Juguemos a la Navidad

Capítulo 2

Al salir del baño, escuchó la voz de la anciana reprendiendo a alguien como si fuera un niño y fingió una sonrisa para mostrarse accesible ante la criatura demoniaca que esperaba encontrarse. Su sonrisa se amplió al ver la escena y se acercó para burlarse de la cara de tragedia que tenía el acompañante de la señora.

–¡Mamá, me estás avergonzando! —susurró cuando Minerva se acercó. Al verla, se sonrojó, al punto que parecía un adorno navideño recién pulido.

—Pero, Diego. Eres tú el que se presenta hecho un guiñapo mojado. Mira cómo vienes —decía la anciana, mientras intentaba reacomodar la corbata maltrecha del joven.

—Está diluviando, mamá. No estaba lejos y…

—No digas más. En lugar de llamar a alguien para que fuera por ti, decidiste admirar el panorama bajo la lluvia. No tienes remedio, espero que este retiro… —La mujer volteó justo en el momento en que Minerva se detuvo a su lado.

Con una sonrisa, le tomó la mano, juntándola con una del hombre del ascensor. Ambos intentaron zafarse del agarre, pero la diminuta anciana, los haló con fuerza y logró su propósito. La enorme y tosca mano de Diego, reposó ardiente sobre la fina de Minerva.

—Diego, ella es Minerva Galo, viene representando a la firma de abogados de Gloria y será tu compañera en la cabaña. Él es mi hijo, Diego Merino.

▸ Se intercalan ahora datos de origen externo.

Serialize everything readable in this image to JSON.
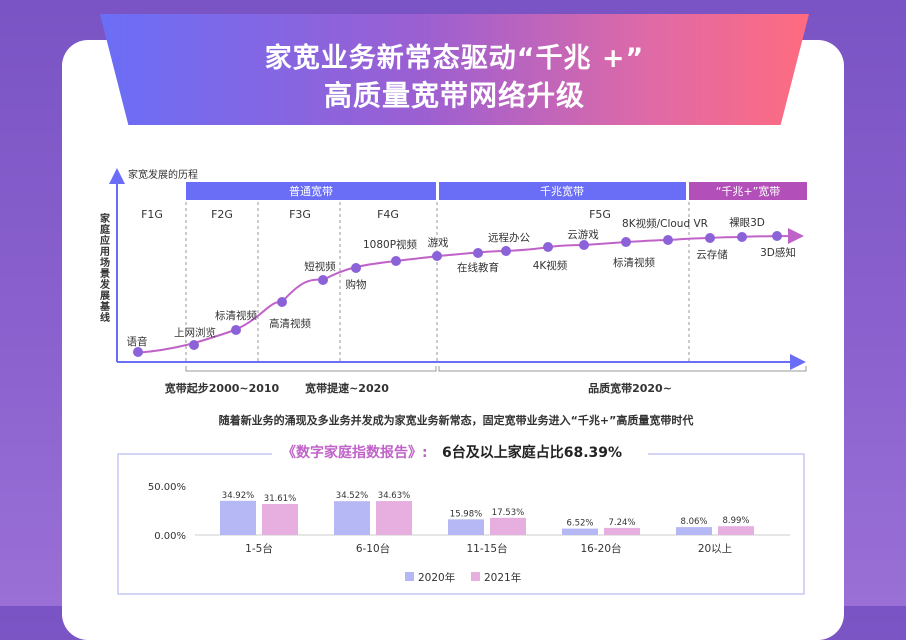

Los ojos de Minerva se agrandaron como nunca. Pero qué decía esa loca señora: “¿Compañera, cabaña? ¿Con ese hombre salido de un programa de hazlo tú mismo?”. No, eso no era posible. Volteó a observar el lugar al que había ido y se dio cuenta que en el salón no había niños, ni decoración para una cena benéfica.

Todos se juntaban en parejas con tarjetas con cintas rojas, verdes o blancas en sus manos. Al regresar su mirada a las dos personas a su lado, el hombre llamó su atención agitando una con cinta color rojo con un número debajo, justo como la que había recibido esa tarde de parte de su jefa. Ahora entendía la trampa en el nombre del evento. En qué clase de broma de mal gusto la había involucrado esta vez. Era cierto que eran muy buenas amigas, que la veía como un ejemplo a seguir, pero si le había fastidiado las vacaciones, se las cobraría muy caro en las próximas horas que facturara.

Después de un momento de conmoción y de un ron con cola que tuvo que tomar sentada, casi de un trago. Diego y a su madre le explicaron que no era una broma. La mayoría de parejas ya habían salido del salón y solo quedaban una más y ellos. Se preguntó con recelo a qué tipo de gente se le ocurría pagar cuantiosas sumas para pasar la navidad con un desconocido. Era lo más absurdo que había escuchado en su vida.

 

Media hora de trayecto más tarde, la idea absurda, le empezó a parecer una locura. Se imaginó a sí misma en la sección de sucesos de los periódicos locales o perdida en un lugar desconocido sin que nadie pudiese encontrarla. Diego le explicó que no iban a cualquier lugar. Les asignaban hogares sustitutos donde vivían niños huérfanos, para darles unos días libres a las personas que los tenían a su cuidado. Pasarían un par de días con los padres por elección que es como les gustaba ser llamados, para aprender sobre la rutina de los mocosos.

A ellos les correspondía un hogar con unos gemelos de nueve años, por fortuna, porque Minerva confesó para diversión de Diego que no sabría qué hacer con un bebé a su cuidado. Recordó a su preciosa Kira, gracias al cielo se la había dejado a su vecino para que la cuidara. Él no puso ningún inconveniente por quedarse con la gatita. Intentó comunicarse con Gloria, pero no le respondía las llamadas. Se limitó a enviarle un mensaje, dándole una dirección para recoger las maletas que con ayuda de su vecino había hecho para ella.

Leía el informe que Diego le entregó al salir. Mientras él conducía, empezó a sonar en la radio un tormentoso villancico sobre una noche de paz. Ella se apresuró a cambiar de estación y la reacción de él fue la misma, ambos rieron por la aversión que parecían compartir con esa fecha.

Ella ya no lo veía tan rudo. Su sonrisa aparentaba ser sincera y sus ojos negros le trasmitían una especie de tranquilidad que no podía explicar. Algo de lo nunca gozó en toda su vida.

—¿No te da miedo viajar con un desconocido? —preguntó Diego, sacándola de los terribles recuerdos infantiles que había procurado olvidar con el tiempo. Todos ellos estaban llenos de hambre, dolor y abusos y ahora su vida era muy distinta.

—Sé cuidarme —respondió Minerva viendo la lluvia a través de la ventanilla—. Me gusta la lluvia —confesó sin motivo alguno.